Music streaming site Rdio has launched a free version of its service, making it the first to offer free on-demand music without ads.
The free tier, which bows today, will operate in concert with Rdio’s existing paid tiers. Users can sign up for a free account through Facebook or by supplying an email address and will not be required to supply credit card info or download software to begin listening.
Users will see an onscreen meter denoting how much free music is available to them each month. Rdio declined to disclose precisely how many hours will be available.
The move comes at a busy time for the digital music streaming world, which was shaken up during the summer by the U.S. debut of Spotify, the first on-demand service to offer a free option. Further disruption arrived with Facebook’s Open Graph platform, which allows users to share streaming music activity through their profiles but requires the user’s friends to subscribe to the same service to sample the content.
Last month, streaming service MOG unveiled a free, ad-supported tier of its own, and longtime on-demand player Rhapsody announced a 30-day “free trial” period for its offering. (Rhapsody also acquired Napster on Monday.)

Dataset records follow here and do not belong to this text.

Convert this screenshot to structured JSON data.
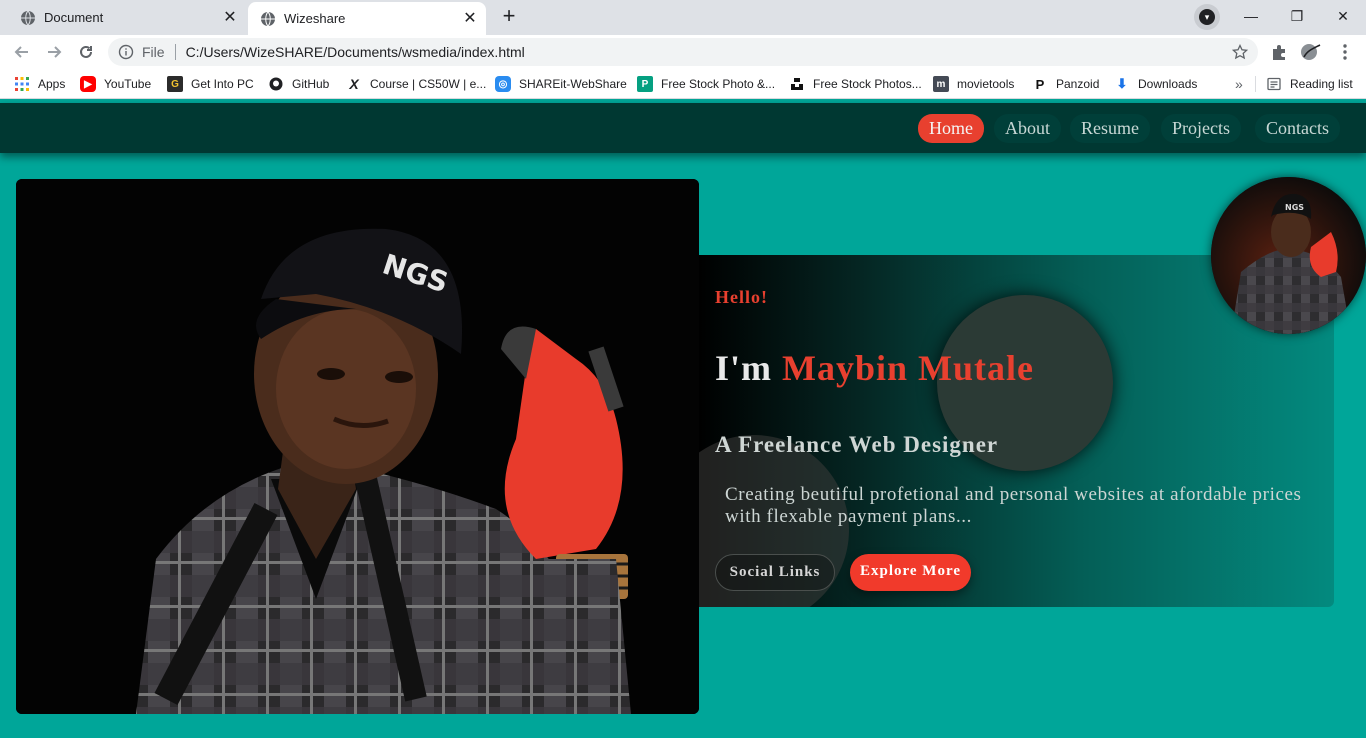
{
  "browser": {
    "tabs": [
      {
        "title": "Document",
        "active": false
      },
      {
        "title": "Wizeshare",
        "active": true
      }
    ],
    "address": {
      "scheme": "File",
      "url": "C:/Users/WizeSHARE/Documents/wsmedia/index.html"
    },
    "bookmarks": [
      {
        "label": "Apps",
        "icon": "apps-grid-icon"
      },
      {
        "label": "YouTube",
        "icon": "youtube-icon"
      },
      {
        "label": "Get Into PC",
        "icon": "getintopc-icon"
      },
      {
        "label": "GitHub",
        "icon": "github-icon"
      },
      {
        "label": "Course | CS50W | e...",
        "icon": "edx-icon"
      },
      {
        "label": "SHAREit-WebShare",
        "icon": "shareit-icon"
      },
      {
        "label": "Free Stock Photo &...",
        "icon": "pexels-icon"
      },
      {
        "label": "Free Stock Photos...",
        "icon": "unsplash-icon"
      },
      {
        "label": "movietools",
        "icon": "movietools-icon"
      },
      {
        "label": "Panzoid",
        "icon": "panzoid-icon"
      },
      {
        "label": "Downloads",
        "icon": "download-icon"
      }
    ],
    "overflow_label": "»",
    "reading_list": "Reading list"
  },
  "site": {
    "nav": [
      "Home",
      "About",
      "Resume",
      "Projects",
      "Contacts"
    ],
    "active_nav": "Home",
    "hero": {
      "greeting": "Hello!",
      "name_prefix": "I'm ",
      "name": "Maybin Mutale",
      "role": "A Freelance Web Designer",
      "description": "Creating beutiful profetional and personal websites at afordable prices with flexable payment plans...",
      "buttons": {
        "social": "Social Links",
        "explore": "Explore More"
      }
    }
  },
  "colors": {
    "page_bg": "#00a699",
    "nav_bg": "#003832",
    "accent": "#e8402f"
  }
}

Rdio’s lack of an ad-supported model for its free service is unique. While Spotify is betting on converting many of its free users to paid subscribers, the company does accrue some revenue from advertising. Rdio CEO Drew Larner noted that while the service’s gratis option extends well beyond typical trial periods, the free ride does not continue indefinitely, and free users will be asked to subscribe eventually.
Created by Skype and Kazaa founders Niklas Zennstrom and Janus Friis, Rdio was launched in 2010 and has a catalog of 12 million songs.